Microsoft Office 13 embraces Web development

Microsoft Office 13 embraces Web development

Developers and admins can now use HTML and JavaScript to build Office apps

With the upcoming release of Microsoft Office 13, Microsoft is encouraging developers and administrators to use open Web technologies such as JavaScript, CSS and HTML to build their add-on apps.

Microsoft wanted to "modernize the way the platform is accessed by developers," said Richard Riley, a Microsoft director in the Office division. "We have made some of the most significant changes on the developer side of Office in the last 15 years."

"We saw that people were building a lot of internal and consumer solutions as Web applications because they were easy to deploy. Just set up a server with some HTML pages and everyone could go and get that" app, said Brian Jones, principal group program manager for Microsoft's Office solutions framework team. "That's the model we followed."

For the past 20 years, Microsoft has offered VBA (Visual Basic for Applications) as a tool for developers and administrators to add additional functionality into Microsoft Office. While VBA will still be offered in the next version of Office, now available in preview form, Microsoft will also offer the Office Cloud App Model, which uses Web standards such as HTML, CSS, OAuth, REST and Microsoft's own OData.

"There's nothing proprietary or new here. If the developer knows how to write Web apps, they can write Office apps" Riley said.

The company endeavored to apply this model consistently across Office as well as for SharePoint, for both the hosted and in-house versions of these products. "We focused on having a consistent set of APIs, so a lot of apps built for Word can also run for Excel," Jones said.

The range of apps that can be created with Web technologies equal the old style plug-ins that could be created within VBA. In a demonstration, Jones showed off a number of apps built using Web technologies. One for Outlook provided a map for any addresses that are in the text of an e-mail. Another Outlook app allowed the user to add commentary to an email. An Excel app downloaded data from the Olympics, visualized the data, and allowed the user to parse the result by country, athlete or some other attribute.

Unlike previous versions of Office, apps are stored externally, not within the local copy of Office. Office will keep URL pointers to where the organization's WebApps are stored. Office WebApps can be stored on any Web server, Jones said.

By storing apps on a server, an organization's administrators have more control managing and updating the apps. No longer will each copy of an updated plug-in need to be replaced on every work computer. Instead the copy on the server is updated and the user will get the new technology the next time it is called from Office.

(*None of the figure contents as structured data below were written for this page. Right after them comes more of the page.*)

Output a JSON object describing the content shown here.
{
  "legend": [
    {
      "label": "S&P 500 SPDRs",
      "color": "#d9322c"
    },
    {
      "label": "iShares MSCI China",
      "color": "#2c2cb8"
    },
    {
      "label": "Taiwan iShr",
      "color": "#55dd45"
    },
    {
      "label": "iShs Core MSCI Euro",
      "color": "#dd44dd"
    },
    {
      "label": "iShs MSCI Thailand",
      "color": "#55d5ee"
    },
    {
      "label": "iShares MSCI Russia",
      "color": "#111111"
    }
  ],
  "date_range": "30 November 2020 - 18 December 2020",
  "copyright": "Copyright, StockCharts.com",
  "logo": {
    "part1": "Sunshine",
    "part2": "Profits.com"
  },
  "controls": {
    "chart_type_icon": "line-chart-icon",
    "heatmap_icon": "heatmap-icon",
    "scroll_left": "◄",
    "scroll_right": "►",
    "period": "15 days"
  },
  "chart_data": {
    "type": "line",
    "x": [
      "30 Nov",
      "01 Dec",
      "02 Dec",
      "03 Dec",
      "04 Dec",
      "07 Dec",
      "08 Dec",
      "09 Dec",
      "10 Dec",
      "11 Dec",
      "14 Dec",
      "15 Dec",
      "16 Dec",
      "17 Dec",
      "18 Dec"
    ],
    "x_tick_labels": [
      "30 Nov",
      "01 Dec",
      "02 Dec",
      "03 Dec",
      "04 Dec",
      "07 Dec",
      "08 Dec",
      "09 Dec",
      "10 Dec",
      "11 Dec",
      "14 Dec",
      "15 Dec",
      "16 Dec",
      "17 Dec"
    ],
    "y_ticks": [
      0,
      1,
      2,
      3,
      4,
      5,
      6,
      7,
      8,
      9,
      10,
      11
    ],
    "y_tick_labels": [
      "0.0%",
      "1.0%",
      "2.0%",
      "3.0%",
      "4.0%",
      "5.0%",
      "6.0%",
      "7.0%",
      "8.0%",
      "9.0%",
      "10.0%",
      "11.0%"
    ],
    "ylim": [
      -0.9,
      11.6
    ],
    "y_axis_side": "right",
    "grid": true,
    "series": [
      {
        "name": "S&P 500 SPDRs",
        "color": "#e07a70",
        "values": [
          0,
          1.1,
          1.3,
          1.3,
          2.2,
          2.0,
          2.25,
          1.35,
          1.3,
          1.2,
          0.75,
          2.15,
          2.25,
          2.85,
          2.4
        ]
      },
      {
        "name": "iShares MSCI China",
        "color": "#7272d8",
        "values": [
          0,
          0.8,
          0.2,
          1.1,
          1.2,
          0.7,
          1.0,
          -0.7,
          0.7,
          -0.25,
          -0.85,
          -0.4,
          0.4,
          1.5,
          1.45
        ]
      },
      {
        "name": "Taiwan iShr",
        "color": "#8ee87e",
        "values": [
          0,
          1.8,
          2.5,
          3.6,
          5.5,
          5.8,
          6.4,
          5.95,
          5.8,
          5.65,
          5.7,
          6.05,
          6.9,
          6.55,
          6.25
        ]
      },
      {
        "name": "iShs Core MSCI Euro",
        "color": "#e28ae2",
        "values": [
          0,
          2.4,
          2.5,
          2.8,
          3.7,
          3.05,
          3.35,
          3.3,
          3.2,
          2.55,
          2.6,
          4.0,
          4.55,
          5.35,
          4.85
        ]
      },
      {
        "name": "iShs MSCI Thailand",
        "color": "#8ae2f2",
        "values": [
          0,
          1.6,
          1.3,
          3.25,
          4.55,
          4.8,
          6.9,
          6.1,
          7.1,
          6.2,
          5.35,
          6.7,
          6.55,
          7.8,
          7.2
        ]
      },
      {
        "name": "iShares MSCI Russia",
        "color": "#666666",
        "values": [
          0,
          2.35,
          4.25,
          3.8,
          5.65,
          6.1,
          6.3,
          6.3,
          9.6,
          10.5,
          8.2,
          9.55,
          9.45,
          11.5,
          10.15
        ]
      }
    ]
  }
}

Microsoft offers the ability for enterprises to run their own in-house app stores for users to find and download internal apps, and Office will also offer connectivity to a new app store that Microsoft will open for Office and SharePoint as well.

Also, moving apps to the server side expands the range of supporting technologies developers and administrators can use. "The app developer can use whatever Web technology they like -- .Net, PHP, SQL Azure," Jones said.

Structurally, each Office and SharePoint app will be a package, consisting of an HTML interface, a simple XML manifest file that describes how the app can integrate with Office and SharePoint, and JavaScript code for functionality that needs to be run on the local machine. The next Office will come with a built-in engine to run the JavaScript code.

Web technologies offer another big advantage, Jones said, in the ease in which data can be imported and exported to and from Office. "We found that finding data and getting it into Excel is a big hurdle for folks. Once you get it in there, there are so many people who can build amazing visualizations for the data," Jones said. With this model, any data that can be carried over the simple REST (Representational State Transfer) protocol can be used with Office.

Office data can also be exported to other apps. In one demo, Jones showed how state-by-state cost-of-living data in an Excel spreadsheet can populate a Bing map of the United States. Each state's data is represented by a bubble, the larger the bubble the higher the cost of living. Another demo app could search a phrase highlighted in Word on the Bing search engine. The pop-up windows for both of these apps were formatted in HTML.

To help developers and administrators get started, Microsoft set up a new Office developer center to offer documentation, discussions, tutorials and samples. The site also offers a workspace with areas to test apps against Microsoft Office, SharePoint and Exchange. And when an app is finished, it can be easily submitted to the Microsoft app store for Office. Using technologies borrowed from Visual Studio, Microsoft has also released a new browser-based developer environment code-named Napa that allows developers to build apps.

In addition to encouraging organizations to build their own apps in-house, Microsoft is also hoping that third-party software vendors will build interfaces for their own Office and SharePoint products through the new Office Web API. Nintext, for instance, has formatted its workflow add-on for SharePoint as a Web app. "It makes it much easier to reach a new set of customers, and to have easier deployment and management," Jones said.